Gli “occhi sinceri e autoironici” di Woody Allen

“Mio Dio, come sei bella! Bisognerebbe tutti diventare ciechi per un po’ per apprezzare la bellezza”. E’ questa la frase finale del film Hollywood Ending di Woody Allen, dove un regista viene colpito da cecità isterica, psicogena, e finge di dirigere un film. Riconquistata la donna amata, ritorna a vedere e si accorge di aver girato scene strampalate, stroncate pienamente dalla critica americana. La critica europea invece esalta e premia il film, proprio come succede con le opere di Allen. Per inciso, la stessa cosa successe in un film muto di Buster Keaton, dove una scimmia sostituì il regista e ottenne il successo. L’importante quindi è girare scene di verità, con occhi sinceri e autoironici. E se gli occhi non funzionano, la realtà viene apprezzata con altri sensi. E quando gli occhi tornano a funzionare, la realtà appare più bella di prima (non solo la donna amata, ma anche Central Park).

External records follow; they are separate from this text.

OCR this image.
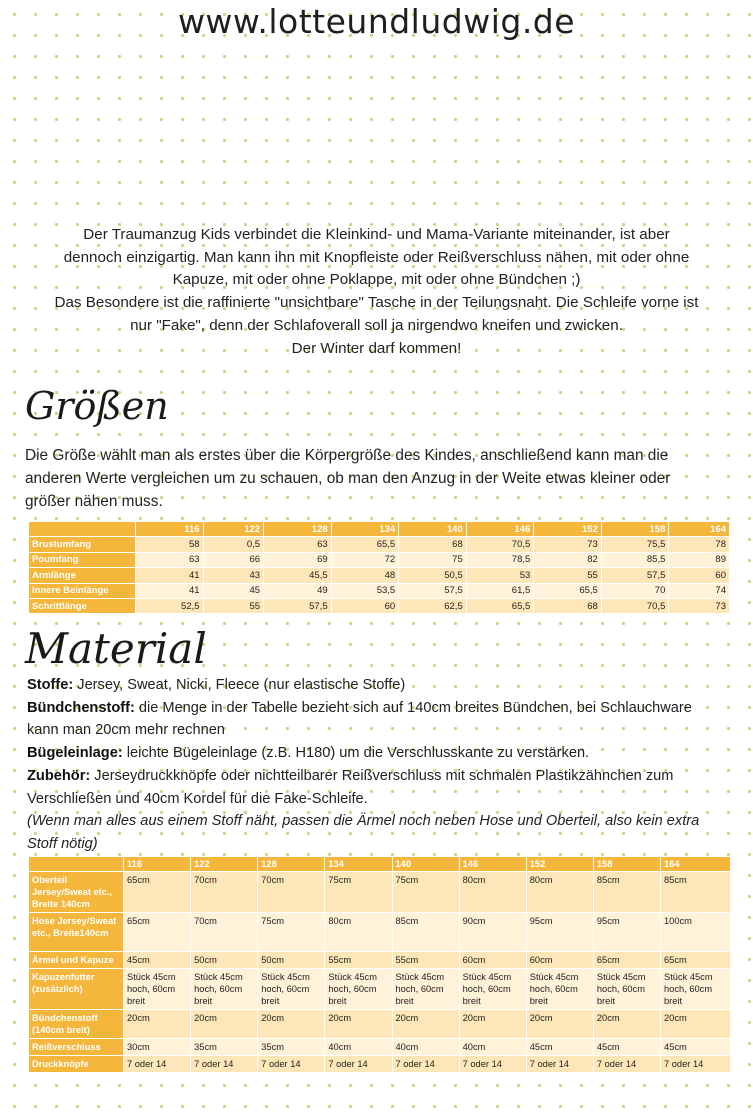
www.lotteundludwig.de
Der Traumanzug Kids verbindet die Kleinkind- und Mama-Variante miteinander, ist aber
dennoch einzigartig. Man kann ihn mit Knopfleiste oder Reißverschluss nähen, mit oder ohne
Kapuze, mit oder ohne Poklappe, mit oder ohne Bündchen ;)
Das Besondere ist die raffinierte "unsichtbare" Tasche in der Teilungsnaht. Die Schleife vorne ist
nur "Fake", denn der Schlafoverall soll ja nirgendwo kneifen und zwicken.
Der Winter darf kommen!
Größen
Die Größe wählt man als erstes über die Körpergröße des Kindes, anschließend kann man die
anderen Werte vergleichen um zu schauen, ob man den Anzug in der Weite etwas kleiner oder
größer nähen muss.
	116	122	128	134	140	146	152	158	164
Brustumfang	58	0,5	63	65,5	68	70,5	73	75,5	78
Poumfang	63	66	69	72	75	78,5	82	85,5	89
Armlänge	41	43	45,5	48	50,5	53	55	57,5	60
Innere Beinlänge	41	45	49	53,5	57,5	61,5	65,5	70	74
Schrittlänge	52,5	55	57,5	60	62,5	65,5	68	70,5	73
Material

Stoffe: Jersey, Sweat, Nicki, Fleece (nur elastische Stoffe)

Bündchenstoff: die Menge in der Tabelle bezieht sich auf 140cm breites Bündchen, bei Schlauchware kann man 20cm mehr rechnen

Bügeleinlage: leichte Bügeleinlage (z.B. H180) um die Verschlusskante zu verstärken.

Zubehör: Jerseydruckknöpfe oder nichtteilbarer Reißverschluss mit schmalen Plastikzähnchen zum Verschließen und 40cm Kordel für die Fake-Schleife.

(Wenn man alles aus einem Stoff näht, passen die Ärmel noch neben Hose und Oberteil, also kein extra Stoff nötig)

	116	122	128	134	140	146	152	158	164
Oberteil Jersey/Sweat etc., Breite 140cm	65cm	70cm	70cm	75cm	75cm	80cm	80cm	85cm	85cm
Hose Jersey/Sweat etc., Breite140cm	65cm	70cm	75cm	80cm	85cm	90cm	95cm	95cm	100cm
Ärmel und Kapuze	45cm	50cm	50cm	55cm	55cm	60cm	60cm	65cm	65cm
Kapuzenfutter (zusätzlich)	Stück 45cm hoch, 60cm breit	Stück 45cm hoch, 60cm breit	Stück 45cm hoch, 60cm breit	Stück 45cm hoch, 60cm breit	Stück 45cm hoch, 60cm breit	Stück 45cm hoch, 60cm breit	Stück 45cm hoch, 60cm breit	Stück 45cm hoch, 60cm breit	Stück 45cm hoch, 60cm breit
Bündchenstoff (140cm breit)	20cm	20cm	20cm	20cm	20cm	20cm	20cm	20cm	20cm
Reißverschluss	30cm	35cm	35cm	40cm	40cm	40cm	45cm	45cm	45cm
Druckknöpfe	7 oder 14	7 oder 14	7 oder 14	7 oder 14	7 oder 14	7 oder 14	7 oder 14	7 oder 14	7 oder 14
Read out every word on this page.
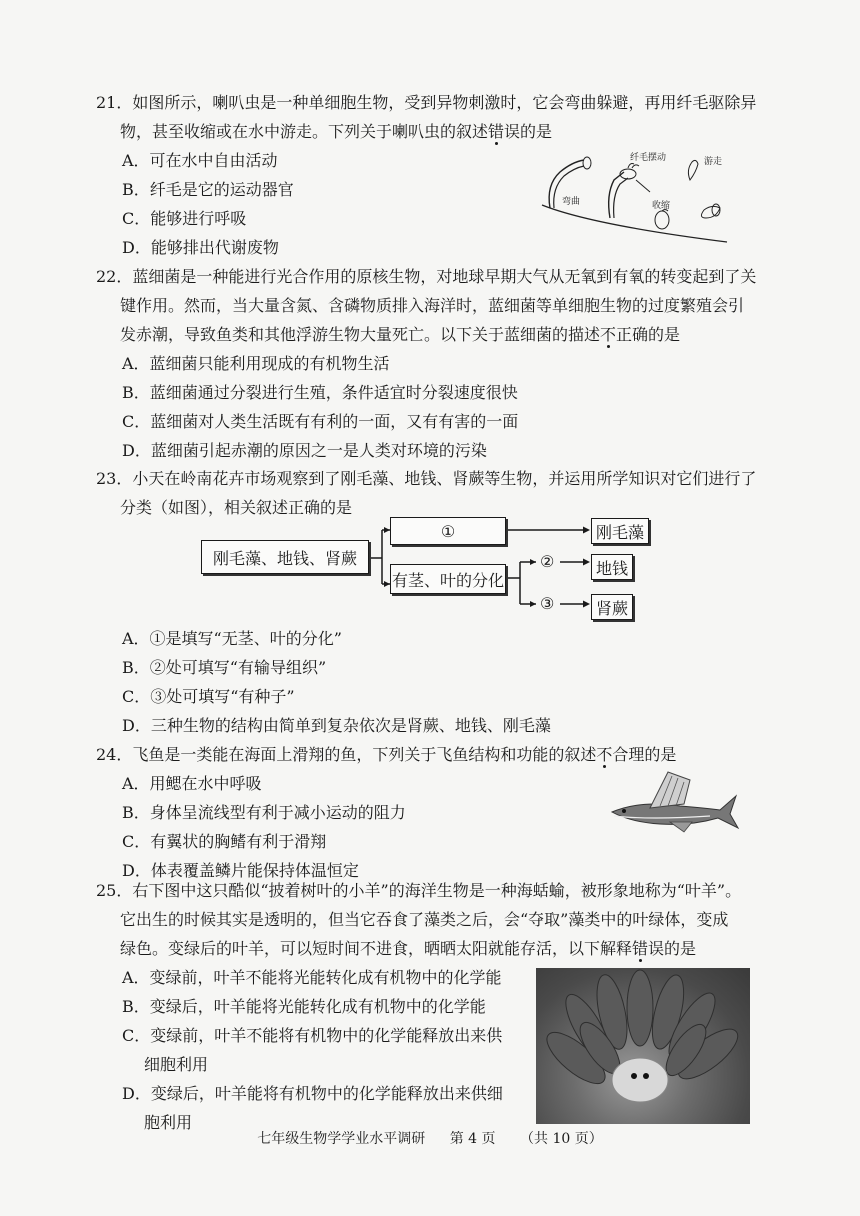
21．如图所示，喇叭虫是一种单细胞生物，受到异物刺激时，它会弯曲躲避，再用纤毛驱除异
物，甚至收缩或在水中游走。下列关于喇叭虫的叙述错误的是

A．可在水中自由活动

B．纤毛是它的运动器官

C．能够进行呼吸

D．能够排出代谢废物

弯曲
纤毛摆动
收缩
游走

22．蓝细菌是一种能进行光合作用的原核生物，对地球早期大气从无氧到有氧的转变起到了关
键作用。然而，当大量含氮、含磷物质排入海洋时，蓝细菌等单细胞生物的过度繁殖会引
发赤潮，导致鱼类和其他浮游生物大量死亡。以下关于蓝细菌的描述不正确的是

A．蓝细菌只能利用现成的有机物生活

B．蓝细菌通过分裂进行生殖，条件适宜时分裂速度很快

C．蓝细菌对人类生活既有有利的一面，又有有害的一面

D．蓝细菌引起赤潮的原因之一是人类对环境的污染

23．小天在岭南花卉市场观察到了刚毛藻、地钱、肾蕨等生物，并运用所学知识对它们进行了
分类（如图），相关叙述正确的是

刚毛藻、地钱、肾蕨
①
有茎、叶的分化
②
③
刚毛藻
地钱
肾蕨

A．①是填写“无茎、叶的分化”

B．②处可填写“有输导组织”

C．③处可填写“有种子”

D．三种生物的结构由简单到复杂依次是肾蕨、地钱、刚毛藻

24．飞鱼是一类能在海面上滑翔的鱼，下列关于飞鱼结构和功能的叙述不合理的是

A．用鳃在水中呼吸

B．身体呈流线型有利于减小运动的阻力

C．有翼状的胸鳍有利于滑翔

D．体表覆盖鳞片能保持体温恒定

25．右下图中这只酷似“披着树叶的小羊”的海洋生物是一种海蛞蝓，被形象地称为“叶羊”。
它出生的时候其实是透明的，但当它吞食了藻类之后，会“夺取”藻类中的叶绿体，变成
绿色。变绿后的叶羊，可以短时间不进食，晒晒太阳就能存活，以下解释错误的是

A．变绿前，叶羊不能将光能转化成有机物中的化学能

B．变绿后，叶羊能将光能转化成有机物中的化学能

C．变绿前，叶羊不能将有机物中的化学能释放出来供细胞利用

D．变绿后，叶羊能将有机物中的化学能释放出来供细胞利用

七年级生物学学业水平调研 第 4 页 （共 10 页）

In un’altra opera, stavolta letteraria e di ben altro spessore, ”Cecità” di Saramago, l’umanità viene colpita da un’epidemia di cecità, anche in questo caso fortunatamente transitoria, che svela alcuni pericoli cui può andare incontro il genere umano, se prevale l’indifferenza, il voler non-vedere, e viene meno la solidarietà.
“Secondo me non siamo diventati ciechi, secondo me lo siamo, ciechi che, pur vedendo, non vedono”
È’ questa l’amara riflessione della protagonista. Vedere e guardare non sono la stessa cosa: guardare è vedere con occhio critico, razionale, estetico, etico.